Thursday, May 21, 2009

Churches Mocking God? Part 1

“Be not deceived; God is not mocked; for whatsoever a man soweth, that shall he also reap. For he that soweth to his flesh shall of the flesh reap corruption; but he that soweth to the Spirit shall of the Spirit reap life everlasting.” Galatians 6:7-8 KJV

These verses jumped out at me when I read them. According to these verses abusive husbands are sowing to their flesh and reaping corruption, but many churches today are mocking God. How? By trying to make a person reap what he or she did not sow.

When an abused wife goes to her pastor for help and he tells her to go home and submit more, pray more, but does nothing to hold the man who sowed to his flesh accountable, he (or she) is mocking God. And usually the pastor has the support of the whole church group. Because of the pastor’s emphasis on wife submission and disregard for the directive to husbands to love their wives self-sacrificially like Christ loved the church, the pastor and his congregation helps the person who has sown to his flesh to reap kindness and life for the corruption he has sown. But the wife, who has sown kindness, good faith, and forgiveness, reaps the evil that her husband has sown. Their children often reap the corruption the abuser has sown, too. This corruption, this toxic poison that corrupts a person often shows up as illness, as inability to do well in school, an inability to accomplish much in life.

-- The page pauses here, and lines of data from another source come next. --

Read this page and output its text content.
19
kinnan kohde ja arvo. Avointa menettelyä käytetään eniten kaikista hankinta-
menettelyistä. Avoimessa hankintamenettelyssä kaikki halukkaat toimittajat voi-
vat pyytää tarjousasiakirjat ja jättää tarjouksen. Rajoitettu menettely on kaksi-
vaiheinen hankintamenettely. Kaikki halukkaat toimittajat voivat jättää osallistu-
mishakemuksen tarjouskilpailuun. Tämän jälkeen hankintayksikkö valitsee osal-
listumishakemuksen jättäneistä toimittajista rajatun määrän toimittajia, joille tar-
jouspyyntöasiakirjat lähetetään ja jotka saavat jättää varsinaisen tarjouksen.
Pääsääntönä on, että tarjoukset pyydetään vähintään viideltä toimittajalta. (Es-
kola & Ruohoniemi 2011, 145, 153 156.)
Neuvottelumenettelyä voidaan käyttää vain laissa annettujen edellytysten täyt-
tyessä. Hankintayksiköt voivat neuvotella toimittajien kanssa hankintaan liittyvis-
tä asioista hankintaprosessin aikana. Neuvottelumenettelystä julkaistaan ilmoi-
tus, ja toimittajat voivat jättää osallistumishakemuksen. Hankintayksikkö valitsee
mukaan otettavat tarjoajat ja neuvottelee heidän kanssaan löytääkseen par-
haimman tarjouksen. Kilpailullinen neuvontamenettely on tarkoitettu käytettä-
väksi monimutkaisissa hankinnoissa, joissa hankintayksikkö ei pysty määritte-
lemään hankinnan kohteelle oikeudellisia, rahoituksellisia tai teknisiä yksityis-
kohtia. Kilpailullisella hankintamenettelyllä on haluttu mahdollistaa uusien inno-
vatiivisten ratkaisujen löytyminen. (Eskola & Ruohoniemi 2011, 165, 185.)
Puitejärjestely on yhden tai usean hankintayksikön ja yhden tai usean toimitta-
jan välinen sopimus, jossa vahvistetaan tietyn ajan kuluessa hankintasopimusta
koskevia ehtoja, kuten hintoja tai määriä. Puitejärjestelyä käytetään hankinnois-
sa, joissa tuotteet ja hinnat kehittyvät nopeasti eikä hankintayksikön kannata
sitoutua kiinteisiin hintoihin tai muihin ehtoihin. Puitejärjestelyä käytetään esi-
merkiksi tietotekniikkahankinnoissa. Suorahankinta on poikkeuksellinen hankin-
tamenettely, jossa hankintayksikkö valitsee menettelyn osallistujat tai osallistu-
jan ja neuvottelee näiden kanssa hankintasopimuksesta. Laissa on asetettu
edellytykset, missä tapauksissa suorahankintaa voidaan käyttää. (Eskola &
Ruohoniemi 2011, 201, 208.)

God is not fooled by the pastors trying to put the wrong harvest on the wrong person. The abuser will still reap corruption, in spite of the church holding the wrong person accountable. And the life the wife reaps is often an early death. Isn’t it ironic that some churches fight the killing of unborn babies, but support the drawn-out destruction that leads to the eventual killing of wives and children? First of their spirits, and then of their bodies.

What corruption does the abuser reap? His wife and children cannot trust him, and often don't believe him. They have to deceive him at times just to escape his irrational rage. He ends up with more doctor bills as his wife and children develop more sicknesses and chronic diseases or syndromes. A side-effect he is totally unaware of is that his wife and children are more accident-prone. They are more likely to accidentally break things because part of their attention always has to be on the lookout for the monster in their lives, and that, too, costs him more money. And as he goes deeper and deeper into sin, he may eventually reap trouble from the law of the land.